At the official inauguration of new headquarters for the Constitutional Protection Office (CPO) in Budapest’s District IX on Thursday, Prime Minister Viktor Orbán announced that “The modern Hungarian state needs a secret service, constitutional protection, national security services, and every associated activity”.
The Prime Minister said that Hungary’s sovereignty, which is primarily guaranteed by constitutional bodies and institutions, must be protected.

He said that the new building has cost almost 30 billion forints (EUR 90 million). He went on to say that it has been a long time since the Hungarian state had the strength and capability, a Government with the determination and an economy with the performance to enable the raising of such a sum for the gathering of constitutional institutions in one place. Now, however, this is possible, Mr. Orbán stressed, and the new building means that the CPO will no longer operate in four different locations.
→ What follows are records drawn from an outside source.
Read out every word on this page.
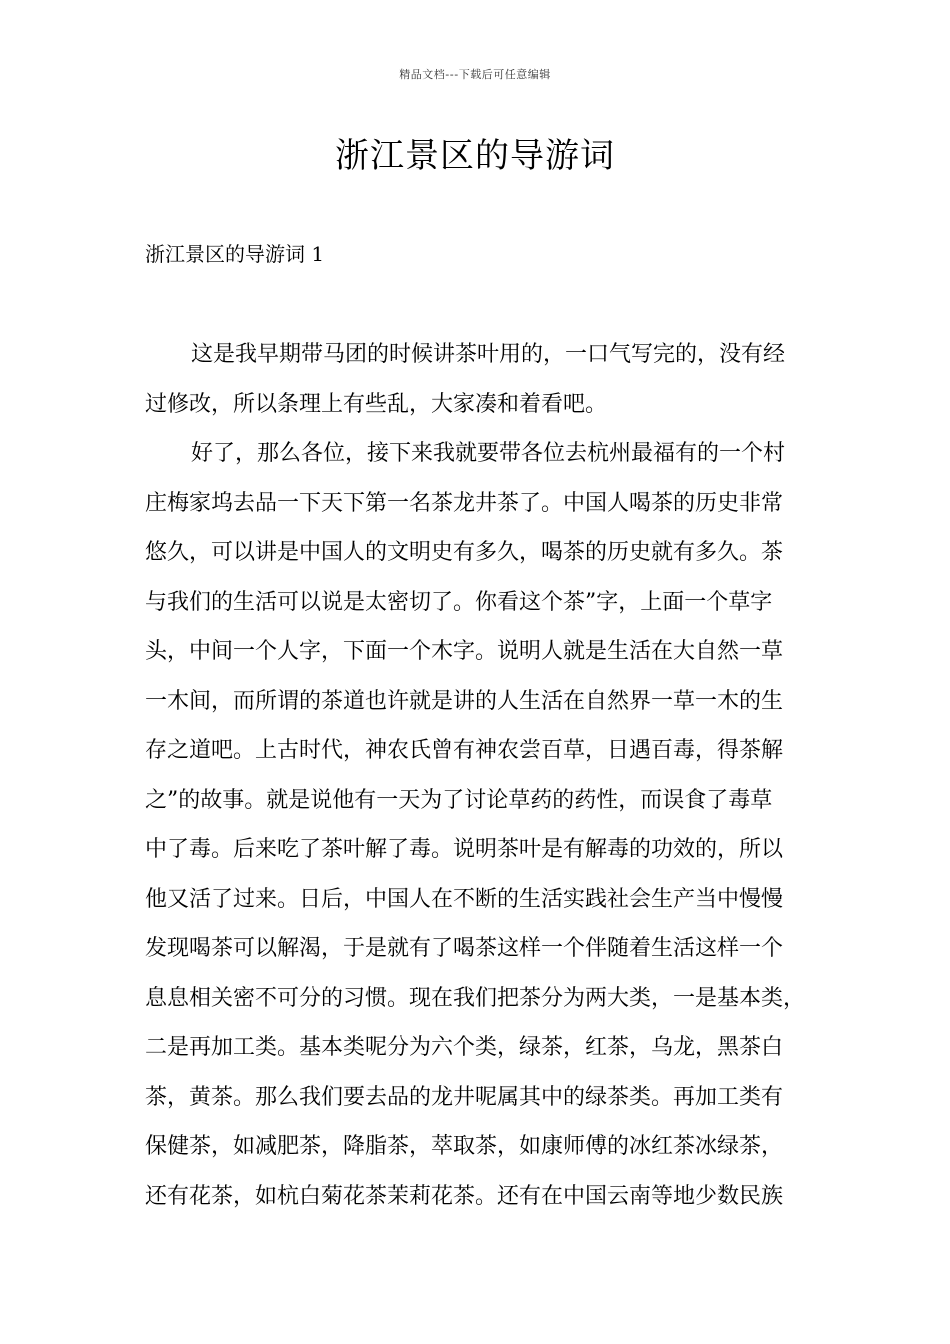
精品文档---下载后可任意编辑
浙江景区的导游词
浙江景区的导游词 1

这是我早期带马团的时候讲茶叶用的，一口气写完的，没有经
过修改，所以条理上有些乱，大家凑和着看吧。

好了，那么各位，接下来我就要带各位去杭州最福有的一个村
庄梅家坞去品一下天下第一名茶龙井茶了。中国人喝茶的历史非常
悠久，可以讲是中国人的文明史有多久，喝茶的历史就有多久。茶
与我们的生活可以说是太密切了。你看这个茶”字，上面一个草字
头，中间一个人字，下面一个木字。说明人就是生活在大自然一草
一木间，而所谓的茶道也许就是讲的人生活在自然界一草一木的生
存之道吧。上古时代，神农氏曾有神农尝百草，日遇百毒，得茶解
之”的故事。就是说他有一天为了讨论草药的药性，而误食了毒草
中了毒。后来吃了茶叶解了毒。说明茶叶是有解毒的功效的，所以
他又活了过来。日后，中国人在不断的生活实践社会生产当中慢慢
发现喝茶可以解渴，于是就有了喝茶这样一个伴随着生活这样一个
息息相关密不可分的习惯。现在我们把茶分为两大类，一是基本类，
二是再加工类。基本类呢分为六个类，绿茶，红茶，乌龙，黑茶白
茶，黄茶。那么我们要去品的龙井呢属其中的绿茶类。再加工类有
保健茶，如减肥茶，降脂茶，萃取茶，如康师傅的冰红茶冰绿茶，
还有花茶，如杭白菊花茶茉莉花茶。还有在中国云南等地少数民族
He noted that it is a normal situation for the state to now have the power to provide conditions for the proper functioning of vital bodies, but the former situation was not normal. The Prime Minister said that “clambering out” of the previous situation has been a major achievement.

The straight lines of the new CPO building exude clarity, consistency and discipline, the Prime Minister said, adding that the design appropriately reflects the characteristics that the Government and the Interior Minister expect from the institution.

He said that although the building is important, the power of constitutional protection does not reside in buildings, but in the people who make a commitment to working for the intelligence services.

Mr. Orbán highlighted that ever since the emergence of organised societies, there have also been constitutional protection and secret services. Countries compete with each other, have divergent and conflicting interests, and strive to enforce them. There are well-trodden, legally regulated areas for the pursuit of interests, but there are also borderlands where rules do not apply or apply differently, he observed.

The Prime Minister said that in these areas, “our opponents are also working, and we must also not allow ourselves [...] to be inactive – and this is what the secret services are for”.

He referred to the new challenges of the present day, such as cyber defence, new information gathering tools, and social media, which he described as unregulated and difficult to analyse.

Mr. Orbán said that the purpose of the work performed by CPO staff is to serve the Hungarian nation.

The Prime Minister said that “What you do, and what sounds so special and mysterious, is in essence no different from the work we perform.”

He stressed that the uniqueness of the CPO is not its mission, but the means it employs.

The Prime Minister added that Hungary is growing stronger, and therefore there is increased interest in it. The country’s influence in Central Europe and the European Union is increasing, and this also has consequences for rival states, he declared. He concluded that “We need to know about this interest, we need to regulate it, and, where necessary, we need to counter it”.

Mr. Orbán said that over the past nine years the secret services have performed well – in fact excellently – in every measurable respect, and this is not just his opinion, but also that of the Minister of the Interior.

Director General of the CPO Zoltán Kiss recalled that in May 2016 the Government had decided to provide a single combined base for the CPO, the Counter Terrorism Information and Criminal Analysis Centre, and the Government Data Centre.

The decision was made in order to make law enforcement agencies more effective, he said, noting that the Constitutional Protection Office had previously operated at four locations spread across Budapest, which had weakened the flow of information, and thereby performance.

Mr. Kiss praised the building contractor, observing that the technical handover had taken place in April, after which the building was adapted to fulfil national security tasks.

The Director General stated that the facility meets all the requirements demanded by present-day challenges, as well as by Hungarian and NATO laws and regulations.

Mr. Kiss told reporters that the new building has six storeys, an area of approximately 35,000 square metres, and 1,200 kilometres of cabling in its IT system. It also has a 300-seat conference room and more than fifty protected rooms, including specially protected meeting rooms.

The CPO Director General expressed his gratitude for the institution having been given the opportunity to move into a modern, state-of-the-art building.